Pascal (1623-1662), esse finíssimo psicólogo, filósofo que desceu as escadarias da torre do inconsciente dois séculos antes de Nietzschze e de Freud e desvendou alguns segredos do id ou infraego! Tirem a Pascal esse perfeccionismo cristão, essa capa de jansenismo e de exegese bíblica com que pinta a tela de muitos dos seus pensamentos, e verão nele o analista cru e minucioso da alma humana.
«Que é o eu?»
«Um homem que se põe à janela para ver os passantes, se eu passo por lá, posso dizer que se pôs ali para me ver? Não; porque ele não pensa em mim em particular. Mas aquele que ama uma pessoa por causa da sua beleza, ama-a ele? Não, porque as bexigas, que matarão a beleza sem matarem a pessoa, farão que já não goste dela.»
«E se me amam por causa do meu bom senso, da minha memória, amam-me a mim? Não, porque eu posso perder essas qualidades sem me perder a mim mesmo. Onde está então esse eu, se não está nem no corpo nem na alma? E como amar o corpo ou a alma senão por essas qualidades que não são o que faz o eu, pois são perecíveis? Porque se amaria a substância da alma de uma pessoa abstractamente e quaisquer qualidades que aí estivessem? Isso não pode ser, e seria injusto. Nunca se ama, portanto, ninguém, mas somente qualidades.»
«Não trocemos, pois, mais daqueles que se fazem honrar por cargos e ofícios, porque não se ama ninguém a não ser por qualidades que lhe atribuímos.» (Blaise Pascal, Pensamentos, Publicações Europa-América, Pág. 136-137; a letra negrita é adicionada por nós).
Assim, o amor à pessoa A ou B não é um sentimento único, individual, permanente e absolutamente fiável, originário, mas uma manifestação derivada de um sentimento de amor geral supra individual, dirigido a essências Beleza, Bondade, Juventude, Inteligência, Simpatia, Sabedoria, Poderio Político e Económico que se individuam neste ou naquele individuo, circunstancialmente colocado no nosso caminho. Não amamos ninguém pela sua essência individual em si mesma amamos porque esta é agradável ou útil para nós, porque se encaixa na nossa essência na medida em que esta abre para a cúpula das essências universais.

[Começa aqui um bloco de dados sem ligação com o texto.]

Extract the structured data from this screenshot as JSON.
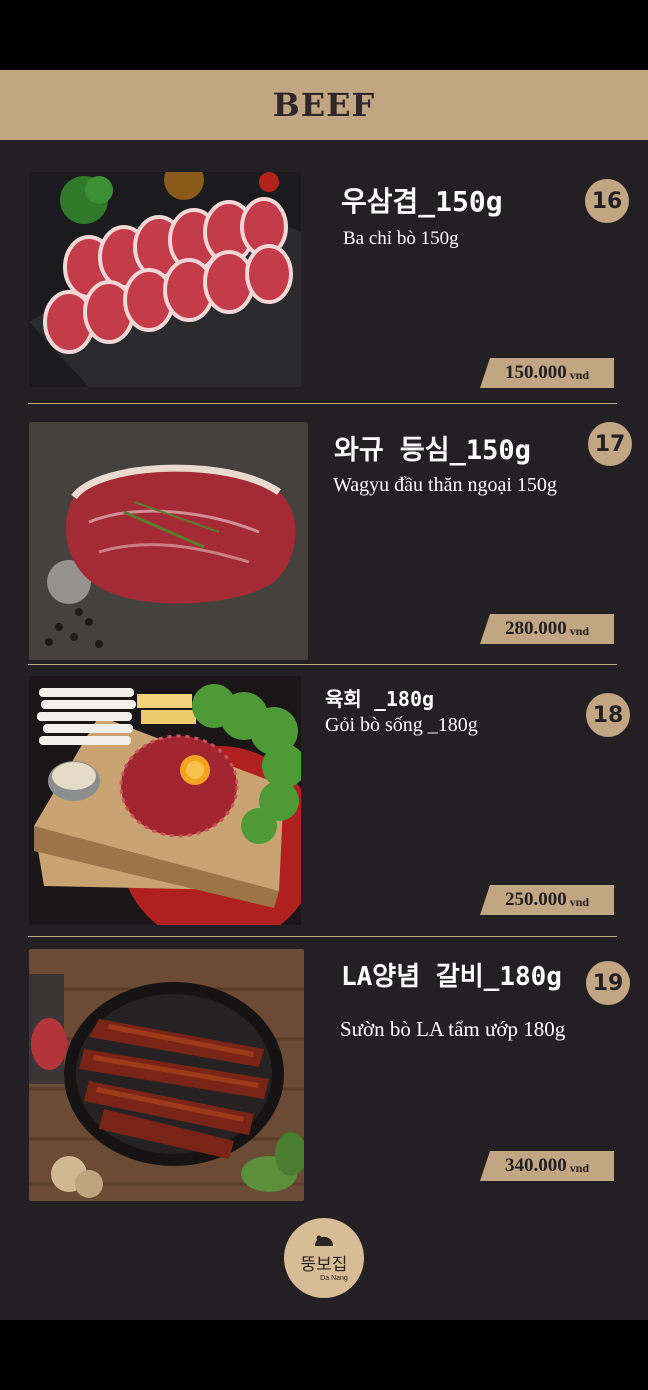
{
  "header": {
    "title": "BEEF"
  },
  "items": [
    {
      "number": "16",
      "korean_name": "우삼겹_150g",
      "vietnamese_name": "Ba chỉ bò 150g",
      "price": "150.000",
      "currency": "vnd",
      "image": "rolled-beef-belly-photo"
    },
    {
      "number": "17",
      "korean_name": "와규 등심_150g",
      "vietnamese_name": "Wagyu đầu thăn ngoại 150g",
      "price": "280.000",
      "currency": "vnd",
      "image": "wagyu-steak-photo"
    },
    {
      "number": "18",
      "korean_name": "육회 _180g",
      "vietnamese_name": "Gỏi bò sống _180g",
      "price": "250.000",
      "currency": "vnd",
      "image": "beef-tartare-photo"
    },
    {
      "number": "19",
      "korean_name": "LA양념 갈비_180g",
      "vietnamese_name": "Sườn bò LA tẩm ướp 180g",
      "price": "340.000",
      "currency": "vnd",
      "image": "marinated-short-ribs-photo"
    }
  ],
  "logo": {
    "korean": "뚱보집",
    "city": "Da Nang"
  },
  "colors": {
    "accent": "#c2a582",
    "panel": "#232024",
    "frame": "#000000"
  }
}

Ao perder a essência Beleza da juventude, a esposa amada passa para segundo plano no coração do marido e o casamento sobrevive porque a essência Amizade mútua se conserva em ambos. Se o marido é, por exemplo, gestor de empresas, de classe média alta, e obtém o amor da secretária, de vinte e dois anos de idade, trinta anos mais nova que ele, é, provavelmente, devido às essências Homem de Sucesso Financeiro e Sabedoria que ele encarna e oferece à sua assistente em sessões nocturnas de «muito trabalho» a realizar no escritório da empresa. Somos, pois, todos, inocentes ou não, manipuladores universais dos outros, ao julgarmos ou dizermos que os amamos.